"Catastrophique", alerte le Qatar: pourquoi la fermeture de Bab el-Mandeb pourrait faire encore plus de dégâts que celle d’Ormuz
Le Qatar alerte sur les conséquences d’un blocage du détroit de Bab el-Mandeb, désormais directement menacé par l’avancée des rebelles houthis. Moins important qu’Ormuz pour les seuls hydrocarbures, ce passage constitue en revanche une artère vitale pour l’ensemble du commerce entre l’Europe et l’Asie.

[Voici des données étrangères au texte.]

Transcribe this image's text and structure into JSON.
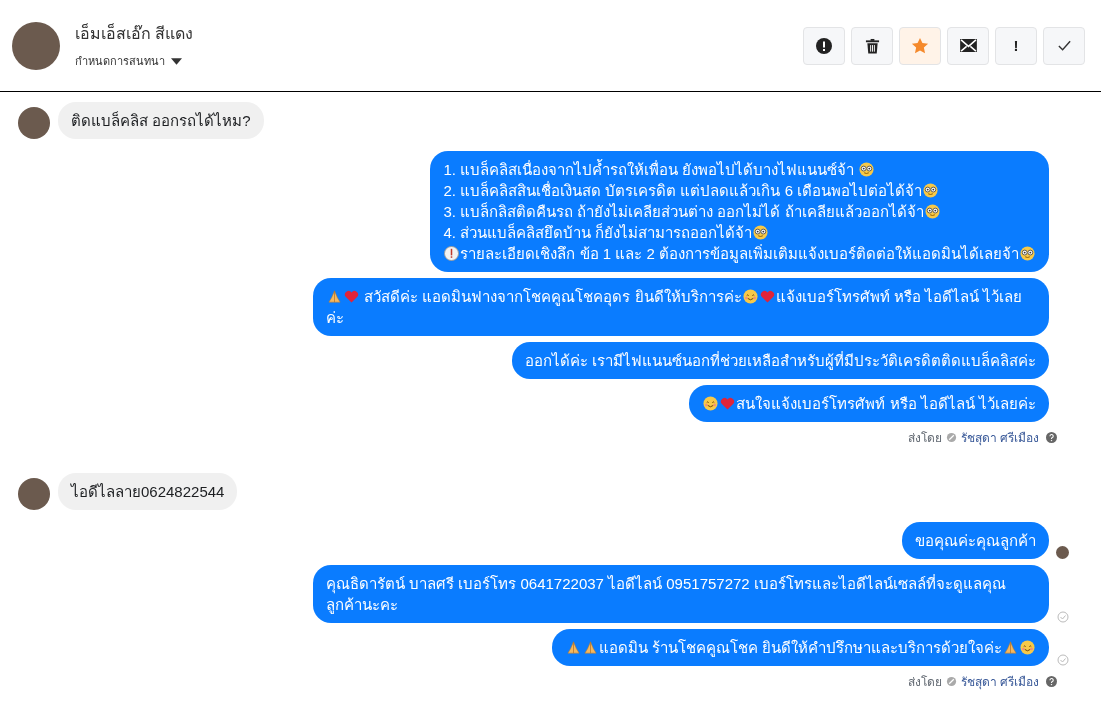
{
  "header": {
    "name": "เอ็มเอ็สเอ๊ก สีแดง",
    "menu_label": "กำหนดการสนทนา",
    "buttons": [
      {
        "kind": "alert",
        "on": false
      },
      {
        "kind": "trash",
        "on": false
      },
      {
        "kind": "star",
        "on": true
      },
      {
        "kind": "mail",
        "on": false
      },
      {
        "kind": "text",
        "label": "!",
        "on": false
      },
      {
        "kind": "check",
        "on": false
      }
    ]
  },
  "messages": [
    {
      "kind": "incoming",
      "parts": [
        {
          "kind": "text",
          "text": "ติดแบล็คลิส ออกรถได้ไหม?"
        }
      ]
    },
    {
      "kind": "outgoing",
      "parts": [
        {
          "kind": "text",
          "text": "1. แบล็คลิสเนื่องจากไปค้ำรถให้เพื่อน ยังพอไปได้บางไฟแนนซ์จ้า "
        },
        {
          "kind": "nerd"
        },
        {
          "kind": "break"
        },
        {
          "kind": "text",
          "text": "2. แบล็คลิสสินเชื่อเงินสด บัตรเครดิต แต่ปลดแล้วเกิน 6 เดือนพอไปต่อได้จ้า"
        },
        {
          "kind": "nerd"
        },
        {
          "kind": "break"
        },
        {
          "kind": "text",
          "text": "3. แบล็กลิสติดคืนรถ ถ้ายังไม่เคลียส่วนต่าง ออกไม่ได้ ถ้าเคลียแล้วออกได้จ้า"
        },
        {
          "kind": "nerd"
        },
        {
          "kind": "break"
        },
        {
          "kind": "text",
          "text": "4. ส่วนแบล็คลิสยึดบ้าน ก็ยังไม่สามารถออกได้จ้า"
        },
        {
          "kind": "nerd"
        },
        {
          "kind": "break"
        },
        {
          "kind": "info"
        },
        {
          "kind": "text",
          "text": "รายละเอียดเชิงลึก ข้อ 1 และ 2 ต้องการข้อมูลเพิ่มเติมแจ้งเบอร์ติดต่อให้แอดมินได้เลยจ้า"
        },
        {
          "kind": "nerd"
        }
      ]
    },
    {
      "kind": "outgoing",
      "parts": [
        {
          "kind": "pray"
        },
        {
          "kind": "heart"
        },
        {
          "kind": "text",
          "text": " สวัสดีค่ะ แอดมินฟางจากโชคคูณโชคอุดร ยินดีให้บริการค่ะ"
        },
        {
          "kind": "love"
        },
        {
          "kind": "heart"
        },
        {
          "kind": "text",
          "text": "แจ้งเบอร์โทรศัพท์ หรือ ไอดีไลน์  ไว้เลยค่ะ"
        }
      ]
    },
    {
      "kind": "outgoing",
      "parts": [
        {
          "kind": "text",
          "text": "ออกได้ค่ะ เรามีไฟแนนซ์นอกที่ช่วยเหลือสำหรับผู้ที่มีประวัติเครดิตติดแบล็คลิสค่ะ"
        }
      ]
    },
    {
      "kind": "outgoing",
      "parts": [
        {
          "kind": "love"
        },
        {
          "kind": "heart"
        },
        {
          "kind": "text",
          "text": "สนใจแจ้งเบอร์โทรศัพท์ หรือ ไอดีไลน์  ไว้เลยค่ะ"
        }
      ]
    },
    {
      "kind": "sent_by",
      "label": "ส่งโดย",
      "name": "รัชสุดา ศรีเมือง"
    },
    {
      "kind": "incoming",
      "parts": [
        {
          "kind": "text",
          "text": "ไอดีไลลาย0624822544"
        }
      ]
    },
    {
      "kind": "outgoing",
      "seen": true,
      "parts": [
        {
          "kind": "text",
          "text": "ขอคุณค่ะคุณลูกค้า"
        }
      ]
    },
    {
      "kind": "outgoing",
      "delivered": true,
      "parts": [
        {
          "kind": "text",
          "text": "คุณธิดารัตน์ บาลศรี เบอร์โทร 0641722037  ไอดีไลน์ 0951757272  เบอร์โทรและไอดีไลน์เซลล์ที่จะดูแลคุณลูกค้านะคะ"
        }
      ]
    },
    {
      "kind": "outgoing",
      "delivered": true,
      "parts": [
        {
          "kind": "pray"
        },
        {
          "kind": "pray"
        },
        {
          "kind": "text",
          "text": "แอดมิน ร้านโชคคูณโชค ยินดีให้คำปรึกษาและบริการด้วยใจค่ะ"
        },
        {
          "kind": "pray"
        },
        {
          "kind": "love"
        }
      ]
    },
    {
      "kind": "sent_by",
      "label": "ส่งโดย",
      "name": "รัชสุดา ศรีเมือง"
    }
  ]
}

Après le détroit d’Ormuz, un autre verrou du commerce mondial menace de se refermer. Le Qatar a averti ce mardi qu’une fermeture du détroit de Bab el-Mandeb, situé entre le Yémen et la Corne de l’Afrique, aurait des conséquences "catastrophiques" pour l’économie mondiale.
"Le monde souffre suffisamment de la fermeture du détroit d'Ormuz, nous ne pouvons pas nous permettre d'ajouter celle de Bab al-Mandeb à cette équation (...). Les conséquences seraient catastrophiques", a affirmé Ibrahim Al Hashmi, un responsable du ministère des Affaires étrangères, lors d'un point presse. "Le Qatar pousse donc pour la diplomatie et le dialogue".
Cette mise en garde intervient alors que les rebelles houthis, soutenus par l’Iran, ont progressé jusqu’aux abords du détroit. Ils ont notamment atteint la ville yéménite de Dhubab et pris le contrôle de l’île de Perim, située au milieu du passage maritime, selon plusieurs sources citées par Reuters. Leur capacité à menacer les navires circulant entre la mer Rouge et l’océan Indien s’en trouve considérablement renforcée.
Les tensions ont déjà commencé à faire reculer la navigation. Selon les données de Kpler, 21 navires ont franchi Bab el-Mandeb lundi, contre 28 la veille. Deux pétroliers saoudiens ont par ailleurs été pris pour cible par les Houthis, qui accusent Riyad de violer leur blocus maritime.
Ormuz transporte davantage de pétrole mais...
À première vue, Bab el-Mandeb semble moins stratégique que le détroit d’Ormuz. Ce dernier est le premier point de passage pétrolier au monde : environ 20,9 millions de barils de pétrole et de produits pétroliers y transitaient chaque jour au premier semestre 2025, selon l’Agence américaine d’information sur l’énergie.
Bab el-Mandeb en accueillait alors environ quatre fois moins. Ses flux ont toutefois fortement augmenté avec les difficultés rencontrées dans le golfe persique, passant de 3,7 millions de barils par jour début 2025 à environ 5,4 millions au printemps 2026. L’Arabie saoudite utilisait notamment son oléoduc est-ouest pour transférer du pétrole vers le port de Yanbu, sur la mer Rouge, et contourner ainsi Ormuz.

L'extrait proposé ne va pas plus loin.